Knowing the definition of a Greek word is certainly important; for you can't interpret a sentence if you don't know what the words mean! Yet there are pitfalls to watch out for when looking words up in a lexicon, or when reading about them in a commentary. Let’s illustrate one such pitfall by using a language you know well: English.
Let’s say you didn’t know English well, but wanted to improve. You heard a stranger on the bus use the word “nice” in conversation, and so you pick up your English dictionary. Before you read the definition, you learn that nice is an adjective, and that it comes from the Latin adjective nescius, which means "ignorant."¹
Does that information help you understand how the guy on the bus used the word “nice”? No, not even a little bit. Yet people do this with biblical Greek all the time!

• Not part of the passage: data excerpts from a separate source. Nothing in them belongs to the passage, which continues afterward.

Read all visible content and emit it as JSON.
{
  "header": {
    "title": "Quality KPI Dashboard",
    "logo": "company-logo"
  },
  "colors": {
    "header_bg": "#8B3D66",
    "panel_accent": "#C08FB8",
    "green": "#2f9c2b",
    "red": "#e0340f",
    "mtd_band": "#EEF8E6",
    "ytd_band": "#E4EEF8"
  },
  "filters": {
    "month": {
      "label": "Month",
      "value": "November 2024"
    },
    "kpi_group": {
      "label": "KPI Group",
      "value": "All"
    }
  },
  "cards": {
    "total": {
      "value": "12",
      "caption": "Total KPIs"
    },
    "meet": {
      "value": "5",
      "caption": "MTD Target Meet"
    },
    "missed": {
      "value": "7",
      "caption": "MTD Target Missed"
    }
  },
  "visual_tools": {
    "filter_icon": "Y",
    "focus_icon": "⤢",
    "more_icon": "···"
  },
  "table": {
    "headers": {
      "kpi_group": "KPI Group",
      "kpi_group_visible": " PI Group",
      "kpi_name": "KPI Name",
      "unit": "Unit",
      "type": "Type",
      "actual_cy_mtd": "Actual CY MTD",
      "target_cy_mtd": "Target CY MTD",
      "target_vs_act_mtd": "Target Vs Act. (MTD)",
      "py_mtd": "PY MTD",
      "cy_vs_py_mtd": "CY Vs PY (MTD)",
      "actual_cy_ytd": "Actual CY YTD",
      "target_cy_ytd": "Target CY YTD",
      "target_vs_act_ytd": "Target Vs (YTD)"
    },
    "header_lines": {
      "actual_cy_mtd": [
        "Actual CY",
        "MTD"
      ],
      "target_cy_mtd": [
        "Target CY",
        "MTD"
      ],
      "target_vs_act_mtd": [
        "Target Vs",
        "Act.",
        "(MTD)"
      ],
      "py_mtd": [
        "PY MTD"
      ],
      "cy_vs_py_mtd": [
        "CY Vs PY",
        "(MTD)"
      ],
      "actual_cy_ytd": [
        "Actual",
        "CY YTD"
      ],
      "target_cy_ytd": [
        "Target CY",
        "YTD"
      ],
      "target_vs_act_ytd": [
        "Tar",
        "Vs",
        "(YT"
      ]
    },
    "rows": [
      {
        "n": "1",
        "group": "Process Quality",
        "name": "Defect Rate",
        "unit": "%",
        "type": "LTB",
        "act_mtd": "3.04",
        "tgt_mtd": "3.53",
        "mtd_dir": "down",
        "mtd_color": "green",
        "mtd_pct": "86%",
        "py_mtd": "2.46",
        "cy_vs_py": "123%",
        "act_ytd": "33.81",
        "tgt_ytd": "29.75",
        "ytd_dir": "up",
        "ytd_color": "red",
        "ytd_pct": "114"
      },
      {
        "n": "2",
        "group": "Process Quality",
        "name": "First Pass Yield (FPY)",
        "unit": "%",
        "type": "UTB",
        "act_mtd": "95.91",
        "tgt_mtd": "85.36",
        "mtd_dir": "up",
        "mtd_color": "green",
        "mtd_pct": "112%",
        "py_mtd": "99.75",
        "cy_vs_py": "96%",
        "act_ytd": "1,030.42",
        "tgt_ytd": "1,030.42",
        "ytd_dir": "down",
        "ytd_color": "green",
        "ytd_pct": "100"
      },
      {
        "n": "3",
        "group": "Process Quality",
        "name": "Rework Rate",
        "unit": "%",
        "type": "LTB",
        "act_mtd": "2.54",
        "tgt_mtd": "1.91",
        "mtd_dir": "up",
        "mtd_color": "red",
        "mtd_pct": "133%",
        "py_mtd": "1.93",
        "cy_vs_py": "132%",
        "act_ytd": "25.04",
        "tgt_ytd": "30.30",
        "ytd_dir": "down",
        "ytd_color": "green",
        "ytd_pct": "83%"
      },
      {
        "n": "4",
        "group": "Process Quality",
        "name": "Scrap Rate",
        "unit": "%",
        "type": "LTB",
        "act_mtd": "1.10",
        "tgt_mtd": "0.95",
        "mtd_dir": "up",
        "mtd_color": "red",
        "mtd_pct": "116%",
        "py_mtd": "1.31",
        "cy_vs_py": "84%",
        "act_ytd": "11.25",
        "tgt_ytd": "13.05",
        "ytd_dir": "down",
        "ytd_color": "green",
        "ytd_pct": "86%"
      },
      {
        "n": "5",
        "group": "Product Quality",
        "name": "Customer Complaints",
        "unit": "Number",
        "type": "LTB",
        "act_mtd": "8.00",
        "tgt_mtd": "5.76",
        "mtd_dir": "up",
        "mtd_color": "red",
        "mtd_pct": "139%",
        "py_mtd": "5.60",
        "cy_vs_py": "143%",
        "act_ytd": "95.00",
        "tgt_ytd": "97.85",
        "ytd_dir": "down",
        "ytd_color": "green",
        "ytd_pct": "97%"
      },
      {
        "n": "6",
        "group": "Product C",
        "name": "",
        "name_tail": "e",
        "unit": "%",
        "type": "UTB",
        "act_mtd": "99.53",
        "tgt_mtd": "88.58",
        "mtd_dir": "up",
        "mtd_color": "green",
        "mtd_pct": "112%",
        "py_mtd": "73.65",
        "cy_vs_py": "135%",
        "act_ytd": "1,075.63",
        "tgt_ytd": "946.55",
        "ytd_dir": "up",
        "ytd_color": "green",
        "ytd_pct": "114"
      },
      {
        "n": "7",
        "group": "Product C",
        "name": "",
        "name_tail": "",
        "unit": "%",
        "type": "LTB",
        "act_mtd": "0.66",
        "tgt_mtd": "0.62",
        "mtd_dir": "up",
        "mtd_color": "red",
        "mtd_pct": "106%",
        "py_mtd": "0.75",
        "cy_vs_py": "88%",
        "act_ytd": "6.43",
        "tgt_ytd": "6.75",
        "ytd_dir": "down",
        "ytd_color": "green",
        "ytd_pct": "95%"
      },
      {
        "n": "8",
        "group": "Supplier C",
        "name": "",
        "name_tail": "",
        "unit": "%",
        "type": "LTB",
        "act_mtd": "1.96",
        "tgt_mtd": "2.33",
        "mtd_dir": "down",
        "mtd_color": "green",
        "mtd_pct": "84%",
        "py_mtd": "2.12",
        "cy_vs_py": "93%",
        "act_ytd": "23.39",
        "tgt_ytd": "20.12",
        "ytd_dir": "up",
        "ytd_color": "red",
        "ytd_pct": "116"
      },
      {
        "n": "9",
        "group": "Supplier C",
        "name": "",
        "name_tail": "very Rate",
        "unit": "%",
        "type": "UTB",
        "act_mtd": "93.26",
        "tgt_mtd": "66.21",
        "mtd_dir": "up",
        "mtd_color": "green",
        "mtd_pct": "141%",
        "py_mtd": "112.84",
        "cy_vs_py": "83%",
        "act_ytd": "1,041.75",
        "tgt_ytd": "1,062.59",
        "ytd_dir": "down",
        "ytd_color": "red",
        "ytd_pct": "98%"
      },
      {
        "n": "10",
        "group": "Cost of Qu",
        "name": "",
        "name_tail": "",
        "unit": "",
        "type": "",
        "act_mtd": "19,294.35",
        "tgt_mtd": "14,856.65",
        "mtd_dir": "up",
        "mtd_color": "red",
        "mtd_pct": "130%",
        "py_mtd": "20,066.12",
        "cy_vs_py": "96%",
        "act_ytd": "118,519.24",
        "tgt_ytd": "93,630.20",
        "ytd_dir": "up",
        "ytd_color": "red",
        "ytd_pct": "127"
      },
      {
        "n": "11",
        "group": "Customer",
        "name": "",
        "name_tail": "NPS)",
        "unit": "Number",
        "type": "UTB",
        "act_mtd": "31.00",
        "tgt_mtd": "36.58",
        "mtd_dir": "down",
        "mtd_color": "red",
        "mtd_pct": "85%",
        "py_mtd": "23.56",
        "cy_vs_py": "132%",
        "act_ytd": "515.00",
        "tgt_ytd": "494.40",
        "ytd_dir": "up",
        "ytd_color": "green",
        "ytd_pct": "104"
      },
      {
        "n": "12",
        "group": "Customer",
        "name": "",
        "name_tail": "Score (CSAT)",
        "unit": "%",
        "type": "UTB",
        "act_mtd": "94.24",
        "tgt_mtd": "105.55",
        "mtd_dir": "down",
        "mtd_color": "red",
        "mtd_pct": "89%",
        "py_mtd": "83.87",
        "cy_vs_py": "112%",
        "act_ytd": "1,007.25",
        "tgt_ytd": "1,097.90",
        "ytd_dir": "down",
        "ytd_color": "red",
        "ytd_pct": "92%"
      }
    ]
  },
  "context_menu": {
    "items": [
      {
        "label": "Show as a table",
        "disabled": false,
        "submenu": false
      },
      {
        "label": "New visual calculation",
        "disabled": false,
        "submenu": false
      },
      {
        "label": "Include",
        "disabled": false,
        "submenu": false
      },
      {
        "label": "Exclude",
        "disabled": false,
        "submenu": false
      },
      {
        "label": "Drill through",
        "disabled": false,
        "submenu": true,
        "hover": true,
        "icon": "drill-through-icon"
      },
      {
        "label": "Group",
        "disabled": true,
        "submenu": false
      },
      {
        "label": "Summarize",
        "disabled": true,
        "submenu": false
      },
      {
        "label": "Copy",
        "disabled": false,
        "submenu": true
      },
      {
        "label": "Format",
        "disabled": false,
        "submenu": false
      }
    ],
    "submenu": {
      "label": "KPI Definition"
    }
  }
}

Listen to the Christian linguist Moisés Silva:
We must accept the obvious fact that the speakers of a language simply know next to nothing about its development; and this certainly was the case with the writers and immediate readers of Scripture two millennia ago. More than likely, even a knowledge of that development is not bound to affect the speaker's daily conversation.... It follows that our real interest is the significance of Greek or Hebrew in the consciousness of the biblical writers....
What you, as an English learner, need to know is how the word “nice” is used today by English speakers, so you can understand people’s conversation with you. And as a student of the Bible, what you need to know is how biblical words were used in Matthew and Paul and John’s day—not in Plato or Homer's day—so you can better understand God’s conversation with you in his Word.